Energy from politics?

March 25, 2013
From a president who seems to think energy comes from politics, yet another innovation emerged Mar. 15 in a speech at the Argonne National Laboratory in Lemont, Ill. "The only way to really break this cycle of spiking gas prices," said President Barack Obama, "the only way to break that cycle for good is to shift our cars entirely—our cars and trucks—off oil."

From a president who seems to think energy comes from politics, yet another innovation emerged Mar. 15 in a speech at the Argonne National Laboratory in Lemont, Ill. "The only way to really break this cycle of spiking gas prices," said President Barack Obama, "the only way to break that cycle for good is to shift our cars entirely—our cars and trucks—off oil."

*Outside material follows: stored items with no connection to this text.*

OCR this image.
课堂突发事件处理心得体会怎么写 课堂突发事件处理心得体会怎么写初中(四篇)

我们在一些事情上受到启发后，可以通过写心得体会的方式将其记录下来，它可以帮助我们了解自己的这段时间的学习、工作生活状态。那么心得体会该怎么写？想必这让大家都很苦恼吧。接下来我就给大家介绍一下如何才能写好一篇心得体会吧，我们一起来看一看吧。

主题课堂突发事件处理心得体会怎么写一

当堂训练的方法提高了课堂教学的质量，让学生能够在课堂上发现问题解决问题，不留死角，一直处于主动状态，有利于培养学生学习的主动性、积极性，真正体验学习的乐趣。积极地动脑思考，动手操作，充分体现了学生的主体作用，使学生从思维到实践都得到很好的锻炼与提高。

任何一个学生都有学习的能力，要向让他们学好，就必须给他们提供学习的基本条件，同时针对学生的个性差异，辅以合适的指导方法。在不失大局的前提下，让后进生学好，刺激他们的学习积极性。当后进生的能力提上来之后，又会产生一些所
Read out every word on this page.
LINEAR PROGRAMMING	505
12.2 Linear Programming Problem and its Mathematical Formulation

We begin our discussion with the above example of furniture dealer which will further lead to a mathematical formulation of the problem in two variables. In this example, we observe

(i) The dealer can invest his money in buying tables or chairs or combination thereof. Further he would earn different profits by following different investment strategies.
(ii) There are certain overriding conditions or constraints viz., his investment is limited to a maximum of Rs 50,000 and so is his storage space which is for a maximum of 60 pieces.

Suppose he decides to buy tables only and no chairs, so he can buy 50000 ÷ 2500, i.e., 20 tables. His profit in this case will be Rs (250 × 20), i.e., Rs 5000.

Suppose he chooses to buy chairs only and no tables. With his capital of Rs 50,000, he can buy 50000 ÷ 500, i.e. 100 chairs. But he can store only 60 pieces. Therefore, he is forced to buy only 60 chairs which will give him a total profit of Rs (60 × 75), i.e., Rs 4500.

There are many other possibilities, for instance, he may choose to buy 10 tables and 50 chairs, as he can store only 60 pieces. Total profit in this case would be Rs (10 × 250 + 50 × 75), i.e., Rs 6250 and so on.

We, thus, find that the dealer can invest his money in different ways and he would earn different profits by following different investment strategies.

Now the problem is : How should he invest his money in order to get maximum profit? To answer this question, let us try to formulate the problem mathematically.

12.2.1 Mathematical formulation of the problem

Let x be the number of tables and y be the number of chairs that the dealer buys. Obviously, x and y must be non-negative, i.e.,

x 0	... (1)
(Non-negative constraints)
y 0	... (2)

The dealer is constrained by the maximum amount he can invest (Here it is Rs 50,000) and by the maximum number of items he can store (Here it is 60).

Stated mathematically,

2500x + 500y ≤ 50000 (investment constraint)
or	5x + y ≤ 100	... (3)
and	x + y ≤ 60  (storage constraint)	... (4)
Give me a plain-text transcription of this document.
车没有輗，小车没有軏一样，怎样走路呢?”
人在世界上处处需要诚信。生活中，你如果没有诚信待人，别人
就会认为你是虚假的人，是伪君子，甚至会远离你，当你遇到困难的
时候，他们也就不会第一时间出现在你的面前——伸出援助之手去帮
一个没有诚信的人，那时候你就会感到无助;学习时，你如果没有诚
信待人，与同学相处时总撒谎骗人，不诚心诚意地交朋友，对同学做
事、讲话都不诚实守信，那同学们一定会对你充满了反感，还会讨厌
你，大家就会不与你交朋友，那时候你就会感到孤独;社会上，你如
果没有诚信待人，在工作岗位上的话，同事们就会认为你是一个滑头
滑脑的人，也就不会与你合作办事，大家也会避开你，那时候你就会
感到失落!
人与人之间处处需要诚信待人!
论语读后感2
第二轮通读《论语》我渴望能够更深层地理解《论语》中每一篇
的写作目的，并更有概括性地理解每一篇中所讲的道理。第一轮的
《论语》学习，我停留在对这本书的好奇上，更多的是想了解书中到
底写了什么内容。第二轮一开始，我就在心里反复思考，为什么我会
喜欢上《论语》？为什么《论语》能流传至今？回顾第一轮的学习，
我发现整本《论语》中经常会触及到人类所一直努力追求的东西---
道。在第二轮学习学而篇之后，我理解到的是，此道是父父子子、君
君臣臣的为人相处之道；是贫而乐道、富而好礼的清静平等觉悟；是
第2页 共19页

Like so many of Obama's proposals for energy, this one is vacuous. If the demonstrated ability of the price of a major oil product to spike justified policies aimed at ending oil consumption, the same argument logically should apply to other commodities. Guess what: Prices of commodities other than oil spike, too.

Other price spikes

According to data from the US Department of Agriculture the price of milk flew from $3/gal in late 2009 to $4/gal 2 years later. Yet no one likened the increase to a tax increase, as Obama did with regard to gasoline in Lemont. And no one summoned Americans to shift "entirely off" milk.

Similarly, the price of white bread jumped 16% in the first 7 months of 2012. Between June 2007 and August 2008, the price of rice jumped 38%. In February, the price of ground beef was 72% higher than it was at its recent low of October 2009.

These increases all qualify as "spikes." Where are the appeals for Americans to quit eating bread, rice, and hamburger?

In any free market, the prices of commodities, and the goods made from them, fluctuate, sometimes dramatically. This process is normal. It is good. Among other things, it assures the adequacy and efficient distribution of supply. The process as it applies to gasoline is no exception.

But, of course, Americans are characteristically touchy about gasoline prices. They feel cheated when prices reach levels high enough to make them conscious of their consumption of the product. Their hypersensitivity about the subject is unfounded, but no politician dares to tell them so. Some politicians instead exploit it to promote their agendas.

That's what Obama was doing in Illinois.

If the president really cared about the pain gasoline prices supposedly inflict on Americans, he'd work harder to increase supply of crude oil. He would, for example, make more federal land available for leasing by oil and gas producers. Instead, his administration not only leases slowly but is, yet again, discussing the shortening of lease terms and imposition of fees on leases on which drilling doesn't promptly occur. Also in service to greater supply, Obama would end the rush by agencies of his administration to regulate hydraulic fracturing, an activity already subject to state oversight.

If Obama really cared about the pain of elevated gasoline prices, moreover, he'd stop his Environmental Protection Agency from raising the costs of producing the material by unnecessarily limiting emissions of ozone precursors by refineries.

If the president really cared about the pain of high gasoline prices, he'd stop the EPA from imposing new and environmentally unwarranted limits on the sulfur content and volatility of gasoline.

If he really wanted to moderate gasoline prices he'd ask Congress to repeal Jones Act limits on tanker transportation of oil products between US ports and to accommodate renewable-fuel mandates to market and physical realities.

Hollow concern

In the context of his administration's restrictions on oil supply, zealous regulation of refining, and mismanagement of fuel chemistry, Obama's expressed concern about gasoline prices looks hollow. And it doesn't at all support the hope—popularly appealing though it may be—to move cars and trucks "off oil." Replacing vehicle fuels naturally high in energy intensity with much-less-concentrated substitutes would be a very costly project. Proposing to do so as an antidote to gasoline price spikes amounts to self-contradiction.

No amount of publicly funded brilliance can remove the form disadvantages politically favored energy must overcome in competition with hydrocarbons. It's past time for Obama to quit pretending otherwise.